Written Answers. - European Energy Policy Green Paper.

Noel Treacy


15 Mr. N. Treacy asked the Minister for Transport, Energy and Communications the key aspects of the recently approved Green Paper on European Energy policy; its advantages and disadvantages for Ireland; and if he will make a statement on the matter. [9034/95]

At the end of January this year the European Commission published their Green Paper entitled "For a European Energy Policy" which will be considered by Energy Ministers at the forthcoming Council meeting on 1 June 1995. The key aspects of the Green Paper are:

— an examination of the principal challenges with which the Community will be confronted in future years, in particular competitiveness, security of supply and the environment;

— the identification of the geopolitical constants and constraints that result from the pressures of economic and social cohesion and from the requirements of environmental protection;
— an assessment of the impact of potential major developments such as technological changes;
— an analysis of the current energy situation and future prospects with a view to the definition of the main principles which should govern future Community energy policy and its implementation; and
— an analyses of the current responsibilities of the Community in the energy field.
The objective of the Green Paper is to launch an energy policy discussion and allow all interested parties to contribute to the debate.
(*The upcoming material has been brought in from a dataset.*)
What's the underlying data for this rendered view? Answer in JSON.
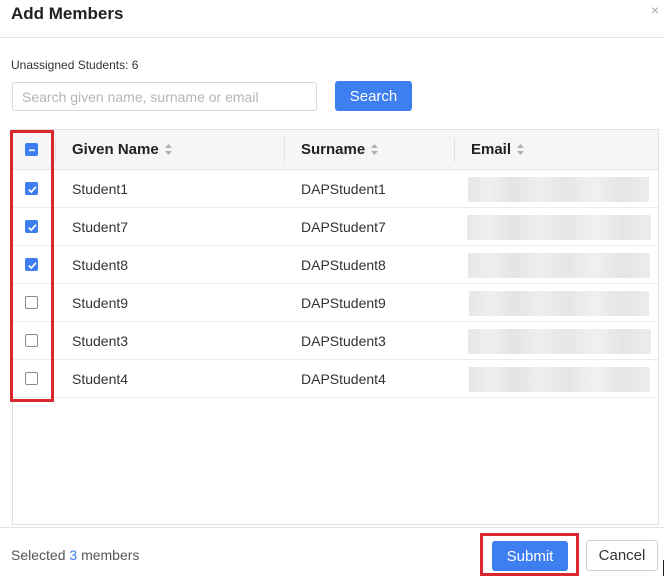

As a result of this debate, the Commission proposes to publish a White Paper later this year which will establish a working plan for energy in the Community.
Ireland welcomes this approach and my Department has circulated the Green Paper to key sectors of the energy industry for comment and information. The purpose of the paper is not to look for national advantage or disadvantage but to examine the analyses and conclusions in order to participate in an informed manner in the consultative process which will be necessary for the preparation of a White Paper.
In the discussions to date one of our objectives has been and will be to embrace Irish Energy Policy goals within the overall framework. Matters of importance to us are:
— the supply of a choice of fuels to consumers as efficiently as possible, at internationally competitive prices, taking account of supply security, socio-economic and environmental considerations;
— the consumption of this energy as efficiently as possible, and
— the production of as much of national energy requirements from indigenous sources as is economically possible.
We also consider that determination of member states competence relative to the EU Commission in the energy field should respect the principles of subsidiarity and proportionality and common action should only be considered where national policies alone are not capable of delivering on the common EU objectives and where such action is necessary in the interests of economic and social cohesion. Areas for possible EU action include the completion of the internal market, trans-European energy networks, research and development, financial support for energy efficiency measures and the promotion and development of alternative renewable sources of energy and third country relations.